L’universo quasimodiano conosce una vasta opera di traduzione: dall’Odissea, da Catullo, dalle Georgiche di Virgilio, dalle Metamorfosi di Ovidio, dall’Iliade, dal Vangelo secondo Giovanni, fra gli antichi; e per quanto riguarda la modernità, da Pablo Neruda e da Paul Eluard per citare i più significativi. Il Quasimodo traduttore maggiormente apprezzato è comunque quello dei lirici greci, cui è particolarmente legata la sua fama.
La poetica del tradurre quasimodiano si muove attorno a due poli di riferimento: il rifiuto della vecchia retorica da un lato, e la ricerca del senso poetico dall’altro. Il poeta siciliano si accosta ai lirici greci con un proprio modello interpretativo, che non è quello delle traduzioni-introduzioni alla lettura dell’opera presa in esame né un tentativo di resa metrica e ritmica sull’onda della tradizione filologico-umanistica, quanto, invece, quello delle traduzioni-testo.
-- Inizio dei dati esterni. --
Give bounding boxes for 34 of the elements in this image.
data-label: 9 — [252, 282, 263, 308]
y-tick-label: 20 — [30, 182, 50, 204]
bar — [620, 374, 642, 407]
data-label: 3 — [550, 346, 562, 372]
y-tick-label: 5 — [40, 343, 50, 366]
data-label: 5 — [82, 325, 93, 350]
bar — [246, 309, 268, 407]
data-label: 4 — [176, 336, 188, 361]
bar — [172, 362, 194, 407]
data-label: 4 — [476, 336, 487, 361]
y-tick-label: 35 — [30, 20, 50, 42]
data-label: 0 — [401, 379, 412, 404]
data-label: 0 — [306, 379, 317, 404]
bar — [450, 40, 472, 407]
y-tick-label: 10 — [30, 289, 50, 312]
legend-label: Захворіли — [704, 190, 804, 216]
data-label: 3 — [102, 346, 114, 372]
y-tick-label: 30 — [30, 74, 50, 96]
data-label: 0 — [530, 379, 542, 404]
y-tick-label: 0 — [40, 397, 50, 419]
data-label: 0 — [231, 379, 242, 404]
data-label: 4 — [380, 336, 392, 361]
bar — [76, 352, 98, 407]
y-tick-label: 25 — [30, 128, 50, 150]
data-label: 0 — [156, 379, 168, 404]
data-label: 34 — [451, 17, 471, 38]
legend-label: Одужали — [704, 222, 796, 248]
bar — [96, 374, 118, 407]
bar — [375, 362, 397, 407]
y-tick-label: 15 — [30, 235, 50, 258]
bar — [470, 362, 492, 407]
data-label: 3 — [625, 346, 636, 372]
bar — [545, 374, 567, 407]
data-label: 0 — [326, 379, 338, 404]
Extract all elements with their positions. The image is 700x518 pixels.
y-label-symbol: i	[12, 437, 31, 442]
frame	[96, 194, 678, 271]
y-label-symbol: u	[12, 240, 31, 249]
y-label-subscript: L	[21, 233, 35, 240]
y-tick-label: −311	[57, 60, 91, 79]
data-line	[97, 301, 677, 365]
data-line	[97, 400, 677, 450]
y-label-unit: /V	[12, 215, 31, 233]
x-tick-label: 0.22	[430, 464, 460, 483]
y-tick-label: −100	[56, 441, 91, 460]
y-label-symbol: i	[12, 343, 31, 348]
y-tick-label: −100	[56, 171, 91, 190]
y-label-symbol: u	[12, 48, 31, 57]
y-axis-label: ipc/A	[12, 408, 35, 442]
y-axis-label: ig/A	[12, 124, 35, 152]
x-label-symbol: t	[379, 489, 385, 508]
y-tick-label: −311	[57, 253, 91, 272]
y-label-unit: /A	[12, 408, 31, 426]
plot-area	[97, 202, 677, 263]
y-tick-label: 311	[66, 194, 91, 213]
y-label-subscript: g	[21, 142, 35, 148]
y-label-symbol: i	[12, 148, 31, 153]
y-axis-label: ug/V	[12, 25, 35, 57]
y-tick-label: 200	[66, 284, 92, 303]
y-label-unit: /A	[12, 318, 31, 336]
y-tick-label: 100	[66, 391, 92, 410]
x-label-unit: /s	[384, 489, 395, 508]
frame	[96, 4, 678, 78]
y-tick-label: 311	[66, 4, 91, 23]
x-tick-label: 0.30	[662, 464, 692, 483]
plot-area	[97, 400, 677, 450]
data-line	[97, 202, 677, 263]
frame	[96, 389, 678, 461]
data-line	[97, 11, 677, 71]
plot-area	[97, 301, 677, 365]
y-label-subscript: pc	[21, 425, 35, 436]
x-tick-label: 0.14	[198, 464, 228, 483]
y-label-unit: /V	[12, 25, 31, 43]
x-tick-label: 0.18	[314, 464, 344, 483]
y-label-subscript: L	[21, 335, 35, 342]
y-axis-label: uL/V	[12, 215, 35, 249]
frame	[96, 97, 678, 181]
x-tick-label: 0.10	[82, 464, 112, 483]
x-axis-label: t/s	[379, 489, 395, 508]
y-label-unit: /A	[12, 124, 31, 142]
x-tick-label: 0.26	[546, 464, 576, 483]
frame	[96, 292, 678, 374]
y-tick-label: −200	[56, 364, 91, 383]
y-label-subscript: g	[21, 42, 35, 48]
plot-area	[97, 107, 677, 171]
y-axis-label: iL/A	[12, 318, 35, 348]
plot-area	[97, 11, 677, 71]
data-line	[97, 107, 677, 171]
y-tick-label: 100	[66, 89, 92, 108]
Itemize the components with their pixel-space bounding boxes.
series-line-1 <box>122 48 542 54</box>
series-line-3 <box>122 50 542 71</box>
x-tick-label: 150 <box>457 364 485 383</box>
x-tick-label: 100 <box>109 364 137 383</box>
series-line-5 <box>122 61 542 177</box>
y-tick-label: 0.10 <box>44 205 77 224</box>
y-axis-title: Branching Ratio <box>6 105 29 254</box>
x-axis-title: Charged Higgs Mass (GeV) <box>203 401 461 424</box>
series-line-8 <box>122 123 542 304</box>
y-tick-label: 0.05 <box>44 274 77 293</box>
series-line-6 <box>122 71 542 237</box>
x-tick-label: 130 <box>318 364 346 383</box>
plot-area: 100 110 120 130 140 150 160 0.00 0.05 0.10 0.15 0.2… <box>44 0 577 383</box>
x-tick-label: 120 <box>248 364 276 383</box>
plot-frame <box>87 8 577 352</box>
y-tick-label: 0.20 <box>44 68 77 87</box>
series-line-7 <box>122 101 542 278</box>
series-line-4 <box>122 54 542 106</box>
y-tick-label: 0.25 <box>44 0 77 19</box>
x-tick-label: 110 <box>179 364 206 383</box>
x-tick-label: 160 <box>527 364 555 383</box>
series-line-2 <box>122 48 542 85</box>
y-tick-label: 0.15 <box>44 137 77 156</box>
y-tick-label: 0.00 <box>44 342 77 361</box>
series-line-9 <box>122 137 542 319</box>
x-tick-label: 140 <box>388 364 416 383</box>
In altri termini, Quasimodo opera una trasformazione del testo di partenza stabilendo un nuovo e suo originale rapporto con i classici, rapporto capace di restituire a voci antiche un’eccezionale contemporaneità.
Egli ricercando la prossimità più specifica e la verosimiglianza di un testo, ossia il senso poetico, riesce a specchiarsi in essi e a proiettare sui poeti tradotti le sue tematiche dei versi di solitudine come la sua inclinazione al diario e all’elegia, nonché a cogliervi riflessi i motivi del suo poetare.
La traduzione quasimodiana diventa così una “nuova creazione”, superando il limite della resa letterale della parola singola o della semplice sintassi; la sua non è una mera operazione di mediazione di un testo al fine di proporlo ai moderni lettori, quanto una “ricerca equilirica”, per usare un suo neologismo, tesa a ricreare non un poema o un poeta, ma brani poetici selezionati perché ritenuti più idonei ad una sua interpretazione.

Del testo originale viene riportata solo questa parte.